ABA sowing seeds for rural development loans.

Michael Grove, president of a $20 million-asset Montana bank that is the only lender in a county with 2,500 residents, wants to do more to foster economic development, but lacks basic tools that are widely available to urban bankers.

"If these tools were available to our bank, we could do a better job for our community -- there's no doubt about it," he said.

With next year's farm bill on tap and a renewed focus on the economic health of the country's rural towns, more small-town bankers are calling for improvements in the way rural businesses and farms are financed.

The American Bankers Association task force on the issue recently issued a white paper calling for five improvements intended to generate discussions on the best ways for rural bankers to support economic development.

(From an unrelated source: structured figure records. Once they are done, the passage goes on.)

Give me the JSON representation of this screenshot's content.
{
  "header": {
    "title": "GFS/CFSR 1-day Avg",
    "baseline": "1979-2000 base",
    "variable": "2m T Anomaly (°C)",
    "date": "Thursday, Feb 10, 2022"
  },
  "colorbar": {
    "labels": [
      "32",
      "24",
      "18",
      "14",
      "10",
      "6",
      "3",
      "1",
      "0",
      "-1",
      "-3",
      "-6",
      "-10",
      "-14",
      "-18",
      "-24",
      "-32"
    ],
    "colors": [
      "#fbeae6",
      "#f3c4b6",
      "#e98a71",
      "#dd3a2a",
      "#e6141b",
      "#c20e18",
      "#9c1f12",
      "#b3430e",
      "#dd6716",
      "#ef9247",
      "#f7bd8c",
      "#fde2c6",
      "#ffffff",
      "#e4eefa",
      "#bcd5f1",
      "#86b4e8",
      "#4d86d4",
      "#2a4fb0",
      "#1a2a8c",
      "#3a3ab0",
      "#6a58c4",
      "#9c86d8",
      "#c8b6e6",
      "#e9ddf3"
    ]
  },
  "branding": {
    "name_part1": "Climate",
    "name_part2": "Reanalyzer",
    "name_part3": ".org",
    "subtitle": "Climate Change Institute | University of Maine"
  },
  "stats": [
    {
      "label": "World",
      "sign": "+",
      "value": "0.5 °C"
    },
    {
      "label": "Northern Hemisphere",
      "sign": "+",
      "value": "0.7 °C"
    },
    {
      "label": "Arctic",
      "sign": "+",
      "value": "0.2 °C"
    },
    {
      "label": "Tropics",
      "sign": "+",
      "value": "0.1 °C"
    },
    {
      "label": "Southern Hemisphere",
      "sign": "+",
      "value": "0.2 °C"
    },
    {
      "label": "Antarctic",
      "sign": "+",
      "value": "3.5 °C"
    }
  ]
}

They include new sources of lendable funds, a secondary market for economic development loans, improved access to equity capital, and experts and tools to facilitate intergenerational transfers of existing businesses.

The ABA will use input generated from the task force to develop more detailed proposals for increased rural development lending, said Jeff Plagge, chairman of the trade group's agricultural bankers division.

He said the ideas will ultimately help the ABA formulate its position on the 1995 farm bill and other relate rural banking issues.

"If we don't deal with these issues in this paper, then we are ignoring the future of rural America," said Murray D. Lull, president of Smith County State Bank and Trust, Smith Center, Kan., who was on the task force of bankers and ABA staff members.

His $60 millions-asset bank. serves Smith County's 5,00 residents.

"There's a lot of life left in the rural areas," he said.

The trade group says rural bankers need funding sources sized to meet debt capital require- ments and match the maturities of economic development loans.

"One of the biggest problems we have is attaining the proper mix of lendable funds," said Mr. Grove, also a task force member. His First National Bank of White Sulphur Springs gets most of its funds from six-month deposits, he said.

A suggested solution is allowing more rural bank access to the "agency market" used by government sponsored enterprises.

For example, changes membership requirements for the Federal Home Loan Bank System like reducing threshold home mortgage requirements and adjusting leverage and collateral requirements-could help rural banks participate more, the report said.

And in what is likely to be one of its more controversial recommendations, the paper advocates reconfiguring the Farm Credit System to allow banks to borrow lendable funds,

However, this suggestion "gets right to the heart of what they're trying to expand in," Mr. Plagge said. The system wants to expand its own lending powers and move into larger communities.

The paper also advocates broadening the charter authority of the Federal Agricultural Mortgage Market to authorize purchase of economic development loans from commercial banks.

Streamlining this existing secondary market would allow Mr. Grove's bank to get long-term, fixed-rate loans to fund its longterm, fixed-rate real estate market, he said.

The white paper also suggests generating more access to equity capital for start-up and expansion businesses and support for intergenerational transfers to keep businesses in communities.

In communities that have few businesses to begin with, "If you lose just one, it has a tremendous impact on that community," said Mr. Plagge, who also is president of $85 million-asset First National Bank, Waverly, Iowa.